Valérie va progressivement s'imposer aux yeux de tou·te·s comme la care manager de sa situation : c'est elle qui décide que le domicile, puis le domicile et le centre de jour valent mieux pour lui qu'une institutionnalisation ; elle qui organise sa vie quotidienne, décide des jours où c'est elle plutôt que ses collègues qui passera chez lui ; elle qui occupe aussi tout l'espace émotionnel. Elle tient une place de quasi-proche dont la modalité n'est pas toujours claire : c'est tantôt comme une fille (« Je n'ai pas la chance d'avoir mon Papa près de moi, alors je m'attahce à eux, j'en suis bien consciente, je recherche ça aussi »), tantôt comme une compagne (monsieur l'appelle « mon cœur de beurre », ils se promènent bras dessus bras dessous au marché), tantôt comme une mère (« Jocelyn, prends ton manteau, range tes affaires ») que la relation est investie de part et d'autre.

Les autres collègues sont régulièrement dénigrées comme ne faisant pas bien leur travail, elle-même s'épuise dans ce type d'investissement professionnel.

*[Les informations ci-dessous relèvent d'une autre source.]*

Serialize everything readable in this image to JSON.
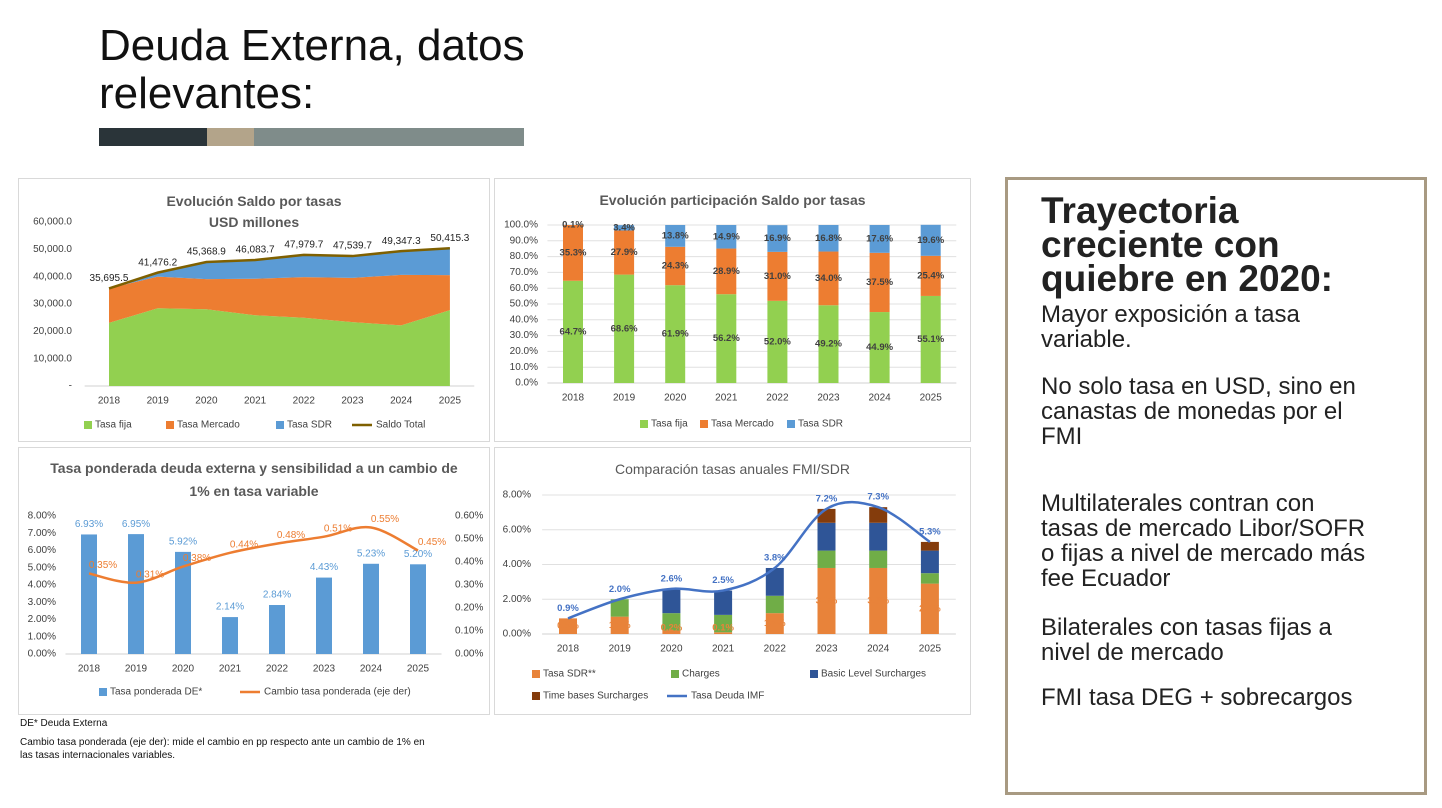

Valérie est écartée du travail pour burn out pendant plusieurs semaines. Mr Leroy n'est pas le seul bénéficiaire chez lequel elle s'investit de la sorte et il semble que dans sa vie privée aussi elle soit très sollicitée en tant que care giver : avec une belle-sœur, elle partage la garde des 5 orphelins de sa sœur, dont trois sont en bas âge, l'une la semaine, l'autre les WE.

Le jugement de Valérie par rapport à l'attitude de sa responsable d'équipe est ambigu : elle semble lui reprocher son manque de réaction quant au confort de travail des aides familiales… alors que c'est précisément ce non-interventionnisme qui lui permet de fonctionner chez Monsieur Lecomte d'une manière qui déroge en de nombreux points aux principes de professionnalité, entre autre en empiétant sur les prérogatives d'une cheffe d'équipe.    

Mr Leroy trouve dans cette relation un indéniable appui, à la fois en termes d'organisation des soins et en termes affectif. Valérie va par exemple, en dehors de ses heures, l'inviter tous les vendredis midi manger des frites au Snack. Mais c'est aussi en dehors d'une enquête dont il serait partie prenante que le soin est défini.